Hopefully, he’ll do more of that in his next outing. But from what I can tell, the Obama team’s effort to make sure women aren’t abandoning the president en masse seems mostly to be focused on still more talk about choice.

The president and his surrogates gleefully pounced on Mitt Romney’s supposed attempt to fool women into thinking he supports abortion rights, though that’s not what I heard him say. And the first lady looked like she was going to cry when she talked on the stump this week about how reliably, solidly and down-to-the-bone pro-choice her husband is.

But since women are as closely divided as the population as a whole is on the abortion issue — with 49 to 45 percent favoring abortion rights, according to a recent USA Today-Gallup survey — the appeal to us has got to be significantly bigger than that.

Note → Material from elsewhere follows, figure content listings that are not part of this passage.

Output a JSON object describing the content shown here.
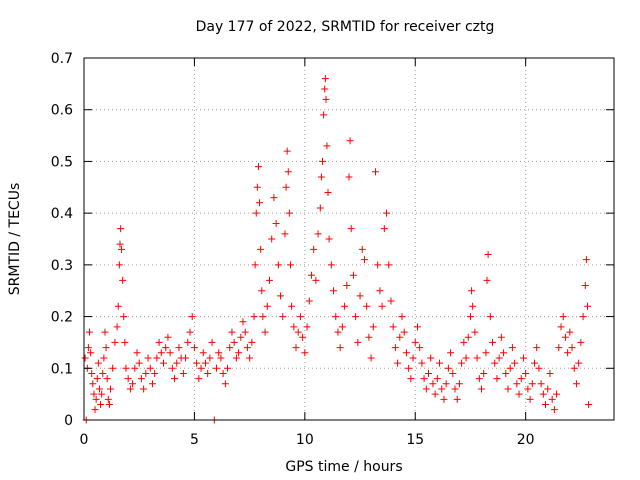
{
  "chart_data": {
    "type": "scatter",
    "title": "Day 177 of 2022, SRMTID for receiver cztg",
    "xlabel": "GPS time / hours",
    "ylabel": "SRMTID / TECUs",
    "xlim": [
      0,
      24
    ],
    "ylim": [
      0,
      0.7
    ],
    "xticks": [
      0,
      5,
      10,
      15,
      20
    ],
    "xtick_labels": [
      "0",
      "5",
      "10",
      "15",
      "20"
    ],
    "yticks": [
      0,
      0.1,
      0.2,
      0.3,
      0.4,
      0.5,
      0.6,
      0.7
    ],
    "ytick_labels": [
      "0",
      "0.1",
      "0.2",
      "0.3",
      "0.4",
      "0.5",
      "0.6",
      "0.7"
    ],
    "grid": true,
    "legend": "none",
    "marker": "plus",
    "color": "#ff0000",
    "series": [
      {
        "name": "SRMTID",
        "points": [
          [
            0.05,
            0.12
          ],
          [
            0.1,
            0.0
          ],
          [
            0.15,
            0.1
          ],
          [
            0.2,
            0.14
          ],
          [
            0.25,
            0.17
          ],
          [
            0.3,
            0.13
          ],
          [
            0.35,
            0.09
          ],
          [
            0.4,
            0.07
          ],
          [
            0.45,
            0.05
          ],
          [
            0.5,
            0.02
          ],
          [
            0.55,
            0.04
          ],
          [
            0.6,
            0.08
          ],
          [
            0.65,
            0.11
          ],
          [
            0.7,
            0.06
          ],
          [
            0.75,
            0.03
          ],
          [
            0.8,
            0.05
          ],
          [
            0.85,
            0.09
          ],
          [
            0.9,
            0.12
          ],
          [
            0.95,
            0.17
          ],
          [
            1.0,
            0.14
          ],
          [
            1.05,
            0.08
          ],
          [
            1.1,
            0.04
          ],
          [
            1.15,
            0.03
          ],
          [
            1.2,
            0.06
          ],
          [
            1.3,
            0.1
          ],
          [
            1.4,
            0.15
          ],
          [
            1.5,
            0.18
          ],
          [
            1.55,
            0.22
          ],
          [
            1.6,
            0.3
          ],
          [
            1.63,
            0.34
          ],
          [
            1.66,
            0.37
          ],
          [
            1.7,
            0.33
          ],
          [
            1.75,
            0.27
          ],
          [
            1.8,
            0.2
          ],
          [
            1.85,
            0.15
          ],
          [
            1.9,
            0.1
          ],
          [
            2.0,
            0.08
          ],
          [
            2.1,
            0.06
          ],
          [
            2.2,
            0.07
          ],
          [
            2.3,
            0.1
          ],
          [
            2.4,
            0.13
          ],
          [
            2.5,
            0.11
          ],
          [
            2.6,
            0.08
          ],
          [
            2.7,
            0.06
          ],
          [
            2.8,
            0.09
          ],
          [
            2.9,
            0.12
          ],
          [
            3.0,
            0.1
          ],
          [
            3.1,
            0.07
          ],
          [
            3.2,
            0.09
          ],
          [
            3.3,
            0.12
          ],
          [
            3.4,
            0.15
          ],
          [
            3.5,
            0.13
          ],
          [
            3.6,
            0.11
          ],
          [
            3.7,
            0.14
          ],
          [
            3.8,
            0.16
          ],
          [
            3.9,
            0.13
          ],
          [
            4.0,
            0.1
          ],
          [
            4.1,
            0.08
          ],
          [
            4.2,
            0.11
          ],
          [
            4.3,
            0.14
          ],
          [
            4.4,
            0.12
          ],
          [
            4.5,
            0.09
          ],
          [
            4.6,
            0.12
          ],
          [
            4.7,
            0.15
          ],
          [
            4.8,
            0.17
          ],
          [
            4.9,
            0.2
          ],
          [
            5.0,
            0.14
          ],
          [
            5.1,
            0.11
          ],
          [
            5.2,
            0.08
          ],
          [
            5.3,
            0.1
          ],
          [
            5.4,
            0.13
          ],
          [
            5.5,
            0.11
          ],
          [
            5.6,
            0.09
          ],
          [
            5.7,
            0.12
          ],
          [
            5.8,
            0.15
          ],
          [
            5.9,
            0.0
          ],
          [
            6.0,
            0.1
          ],
          [
            6.1,
            0.13
          ],
          [
            6.2,
            0.12
          ],
          [
            6.3,
            0.09
          ],
          [
            6.4,
            0.07
          ],
          [
            6.5,
            0.1
          ],
          [
            6.6,
            0.14
          ],
          [
            6.7,
            0.17
          ],
          [
            6.8,
            0.15
          ],
          [
            6.9,
            0.12
          ],
          [
            7.0,
            0.13
          ],
          [
            7.1,
            0.16
          ],
          [
            7.2,
            0.19
          ],
          [
            7.3,
            0.17
          ],
          [
            7.4,
            0.14
          ],
          [
            7.5,
            0.12
          ],
          [
            7.6,
            0.15
          ],
          [
            7.7,
            0.2
          ],
          [
            7.75,
            0.3
          ],
          [
            7.8,
            0.4
          ],
          [
            7.85,
            0.45
          ],
          [
            7.9,
            0.49
          ],
          [
            7.95,
            0.42
          ],
          [
            8.0,
            0.33
          ],
          [
            8.05,
            0.25
          ],
          [
            8.1,
            0.2
          ],
          [
            8.2,
            0.17
          ],
          [
            8.3,
            0.22
          ],
          [
            8.4,
            0.27
          ],
          [
            8.5,
            0.35
          ],
          [
            8.6,
            0.43
          ],
          [
            8.7,
            0.38
          ],
          [
            8.8,
            0.3
          ],
          [
            8.9,
            0.24
          ],
          [
            9.0,
            0.2
          ],
          [
            9.1,
            0.36
          ],
          [
            9.15,
            0.45
          ],
          [
            9.2,
            0.52
          ],
          [
            9.25,
            0.48
          ],
          [
            9.3,
            0.4
          ],
          [
            9.35,
            0.3
          ],
          [
            9.4,
            0.22
          ],
          [
            9.5,
            0.18
          ],
          [
            9.6,
            0.14
          ],
          [
            9.7,
            0.17
          ],
          [
            9.8,
            0.2
          ],
          [
            9.9,
            0.16
          ],
          [
            10.0,
            0.13
          ],
          [
            10.1,
            0.18
          ],
          [
            10.2,
            0.23
          ],
          [
            10.3,
            0.28
          ],
          [
            10.4,
            0.33
          ],
          [
            10.5,
            0.27
          ],
          [
            10.6,
            0.36
          ],
          [
            10.7,
            0.41
          ],
          [
            10.75,
            0.47
          ],
          [
            10.8,
            0.5
          ],
          [
            10.85,
            0.59
          ],
          [
            10.9,
            0.64
          ],
          [
            10.93,
            0.66
          ],
          [
            10.96,
            0.62
          ],
          [
            11.0,
            0.53
          ],
          [
            11.05,
            0.44
          ],
          [
            11.1,
            0.35
          ],
          [
            11.2,
            0.3
          ],
          [
            11.3,
            0.25
          ],
          [
            11.4,
            0.2
          ],
          [
            11.5,
            0.17
          ],
          [
            11.6,
            0.14
          ],
          [
            11.7,
            0.18
          ],
          [
            11.8,
            0.22
          ],
          [
            11.9,
            0.26
          ],
          [
            12.0,
            0.47
          ],
          [
            12.05,
            0.54
          ],
          [
            12.1,
            0.37
          ],
          [
            12.2,
            0.28
          ],
          [
            12.3,
            0.2
          ],
          [
            12.4,
            0.15
          ],
          [
            12.5,
            0.24
          ],
          [
            12.6,
            0.33
          ],
          [
            12.7,
            0.31
          ],
          [
            12.8,
            0.22
          ],
          [
            12.9,
            0.16
          ],
          [
            13.0,
            0.12
          ],
          [
            13.1,
            0.18
          ],
          [
            13.2,
            0.48
          ],
          [
            13.3,
            0.3
          ],
          [
            13.4,
            0.25
          ],
          [
            13.5,
            0.22
          ],
          [
            13.6,
            0.37
          ],
          [
            13.7,
            0.4
          ],
          [
            13.8,
            0.3
          ],
          [
            13.9,
            0.23
          ],
          [
            14.0,
            0.18
          ],
          [
            14.1,
            0.14
          ],
          [
            14.2,
            0.11
          ],
          [
            14.3,
            0.16
          ],
          [
            14.4,
            0.2
          ],
          [
            14.5,
            0.17
          ],
          [
            14.6,
            0.13
          ],
          [
            14.7,
            0.1
          ],
          [
            14.8,
            0.08
          ],
          [
            14.9,
            0.12
          ],
          [
            15.0,
            0.15
          ],
          [
            15.1,
            0.18
          ],
          [
            15.2,
            0.14
          ],
          [
            15.3,
            0.11
          ],
          [
            15.4,
            0.08
          ],
          [
            15.5,
            0.06
          ],
          [
            15.6,
            0.09
          ],
          [
            15.7,
            0.12
          ],
          [
            15.8,
            0.07
          ],
          [
            15.9,
            0.05
          ],
          [
            16.0,
            0.08
          ],
          [
            16.1,
            0.11
          ],
          [
            16.2,
            0.06
          ],
          [
            16.3,
            0.04
          ],
          [
            16.4,
            0.07
          ],
          [
            16.5,
            0.1
          ],
          [
            16.6,
            0.13
          ],
          [
            16.7,
            0.09
          ],
          [
            16.8,
            0.06
          ],
          [
            16.9,
            0.04
          ],
          [
            17.0,
            0.07
          ],
          [
            17.1,
            0.11
          ],
          [
            17.2,
            0.15
          ],
          [
            17.3,
            0.12
          ],
          [
            17.4,
            0.16
          ],
          [
            17.5,
            0.2
          ],
          [
            17.55,
            0.25
          ],
          [
            17.6,
            0.22
          ],
          [
            17.7,
            0.17
          ],
          [
            17.8,
            0.12
          ],
          [
            17.9,
            0.08
          ],
          [
            18.0,
            0.06
          ],
          [
            18.1,
            0.09
          ],
          [
            18.2,
            0.13
          ],
          [
            18.25,
            0.27
          ],
          [
            18.3,
            0.32
          ],
          [
            18.4,
            0.2
          ],
          [
            18.5,
            0.15
          ],
          [
            18.6,
            0.11
          ],
          [
            18.7,
            0.08
          ],
          [
            18.8,
            0.12
          ],
          [
            18.9,
            0.16
          ],
          [
            19.0,
            0.13
          ],
          [
            19.1,
            0.09
          ],
          [
            19.2,
            0.06
          ],
          [
            19.3,
            0.1
          ],
          [
            19.4,
            0.14
          ],
          [
            19.5,
            0.11
          ],
          [
            19.6,
            0.07
          ],
          [
            19.7,
            0.05
          ],
          [
            19.8,
            0.08
          ],
          [
            19.9,
            0.12
          ],
          [
            20.0,
            0.09
          ],
          [
            20.1,
            0.06
          ],
          [
            20.2,
            0.04
          ],
          [
            20.3,
            0.07
          ],
          [
            20.4,
            0.11
          ],
          [
            20.5,
            0.14
          ],
          [
            20.6,
            0.1
          ],
          [
            20.7,
            0.07
          ],
          [
            20.8,
            0.05
          ],
          [
            20.9,
            0.03
          ],
          [
            21.0,
            0.06
          ],
          [
            21.1,
            0.09
          ],
          [
            21.2,
            0.04
          ],
          [
            21.3,
            0.02
          ],
          [
            21.4,
            0.05
          ],
          [
            21.5,
            0.14
          ],
          [
            21.6,
            0.18
          ],
          [
            21.7,
            0.2
          ],
          [
            21.8,
            0.16
          ],
          [
            21.9,
            0.13
          ],
          [
            22.0,
            0.17
          ],
          [
            22.1,
            0.14
          ],
          [
            22.2,
            0.1
          ],
          [
            22.3,
            0.07
          ],
          [
            22.4,
            0.11
          ],
          [
            22.5,
            0.15
          ],
          [
            22.6,
            0.2
          ],
          [
            22.7,
            0.26
          ],
          [
            22.75,
            0.31
          ],
          [
            22.8,
            0.22
          ],
          [
            22.85,
            0.03
          ]
        ]
      }
    ]
  }
}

In fact, the moderate, late-deciding, majority-female swing voters who the campaign still needs to reach at this point are not really the best audience for the one-note message that even the most casual news consumer must have fully grasped by now.

My Post colleague Karen Tumulty, who has written about Obama’s advantage with women in the key swing state of Virginia, notes that there has been a huge racial disparity in polling there, with Romney actually winning by 8 points among white women but Obama winning non-white women 91 to 8. Surveys there have also found that men and women held nearly opposite views of which candidate was better on the economy: Women said Obama was superior on that front, 52 to 39, while men said it was Romney, 51 to 40.

It’s on that issue that Obama has to make his case with both men and women if he really intends to win this thing. And maybe if there were more women in his inner circle, he’d know that.